In relation to the first question, the real issue was whether the parenthesised provision “(including decisions as to whether they have jurisdiction)” meant that no such interpretation of s67(8) was possible. The plurality (Lord Carnwath for Lady Hale and Lord Kerr) and concurrence (Lord Lloyd-Jones) held that even a determination as to whether the IPT had jurisdiction would still only be a purported determination – and thus not caught by the ouster in s67(8), save for, possibly, in the case of determinations as to the existence of factual conditions precedent to the exercise of the IPT’s jurisdiction.

This disposed of the case. There was no need to go further. The plurality, however, did, and turned to the second question: were there circumstances under which the courts would decline to give effect to a statutory provision which, even when interpreted in light of the “fundamental presumption”, did purport to wholly oust the supervisory jurisdiction of the ordinary courts. They opined that the “constitutional principle of the rule of law” [132] had certain fundamental requirements which no ouster clause, no matter how clearly expressed, could deviate from [122]. It would fall to the court to determine “the extent to which such a clause should be upheld, having regard to its purpose and statutory context, and the nature and importance of the legal issue in question; and to determine the level of scrutiny required by the rule of law.”

From the perspective of the protection of human rights in the United Kingdom, there are four key observations to make.

Firstly, the IPT, a body which is responsible for the oversight of the significant surveillance powers of the UK state, is now firmly subject to the control of the ordinary law.

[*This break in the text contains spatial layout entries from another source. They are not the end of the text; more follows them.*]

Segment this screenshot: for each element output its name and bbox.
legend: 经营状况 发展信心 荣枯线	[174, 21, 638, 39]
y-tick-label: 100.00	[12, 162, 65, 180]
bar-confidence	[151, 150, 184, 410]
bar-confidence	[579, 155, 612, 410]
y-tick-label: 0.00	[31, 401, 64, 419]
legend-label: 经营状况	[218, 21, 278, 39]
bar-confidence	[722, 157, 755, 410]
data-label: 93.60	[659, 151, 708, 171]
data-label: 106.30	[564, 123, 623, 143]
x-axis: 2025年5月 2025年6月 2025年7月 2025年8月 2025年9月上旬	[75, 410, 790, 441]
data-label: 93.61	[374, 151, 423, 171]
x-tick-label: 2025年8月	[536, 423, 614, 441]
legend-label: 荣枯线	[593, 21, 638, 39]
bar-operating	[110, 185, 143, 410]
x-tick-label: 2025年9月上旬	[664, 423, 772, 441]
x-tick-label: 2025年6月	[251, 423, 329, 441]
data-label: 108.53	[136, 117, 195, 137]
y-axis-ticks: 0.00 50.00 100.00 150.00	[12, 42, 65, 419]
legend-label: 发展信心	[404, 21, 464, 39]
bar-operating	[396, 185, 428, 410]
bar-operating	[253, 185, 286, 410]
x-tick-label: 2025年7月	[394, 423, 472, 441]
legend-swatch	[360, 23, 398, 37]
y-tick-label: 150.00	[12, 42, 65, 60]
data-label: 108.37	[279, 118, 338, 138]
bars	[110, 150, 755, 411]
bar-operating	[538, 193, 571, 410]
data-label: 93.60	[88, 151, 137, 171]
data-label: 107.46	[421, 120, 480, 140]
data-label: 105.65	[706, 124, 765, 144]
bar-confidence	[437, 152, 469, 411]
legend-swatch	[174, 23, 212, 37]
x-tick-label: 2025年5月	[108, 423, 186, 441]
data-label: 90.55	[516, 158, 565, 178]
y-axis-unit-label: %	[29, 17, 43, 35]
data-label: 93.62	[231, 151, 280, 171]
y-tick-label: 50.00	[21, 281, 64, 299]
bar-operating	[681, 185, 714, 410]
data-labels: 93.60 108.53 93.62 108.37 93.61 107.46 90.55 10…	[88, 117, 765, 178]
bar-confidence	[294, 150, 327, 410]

The dangers of this specialist tribunal, which often deals with sensitive questions of human rights law, being hived off from the ordinary law were significant, running the risk of the development of “local law” in a context where ordinary judicial principles of transparency and equality of arms are (at best) attenuated.

Secondly, it is welcome that the Supreme Court has reaffirmed the strictness of the presumption against ouster, in light of the Court of Appeal “seeing force in” the submission that the principle of legality is of “variable impact”.

Third, somewhat more worryingly, the Court seems also to have provided something of a “drafting guide” for effective future ouster clauses, based on an (in the event abandoned) proposed ouster clause from 2003 [101]. It will be interesting to see whether the government takes the bait on this, and starts following the Supreme Court’s (implicit) advice on how effective ousters are to be drafted.

Fourthly, the plurality’s take on the limits of parliamentary sovereignty, if correct, opens the door to an enhanced role for the judiciary in the protection of human rights. Up until now, judicial pronouncements on any potential limits of Parliament’s power to interfere with rights have been either extremely vague, or confined to the context of the supremacy of EU law. In Privacy International, we see judicial acceptance of the notion that there might be specific limits on Parliament’s power, which come not from EU law, but from the domestic constitutional principle of the rule of law. This development, coupled with the more and more confident steps UK courts are taking towards the recognition of common law constitutional rights, leaves the traditional principle of parliamentary sovereignty in a precarious place, creating an opportunity for a more muscular approach to the protection of human rights by the courts.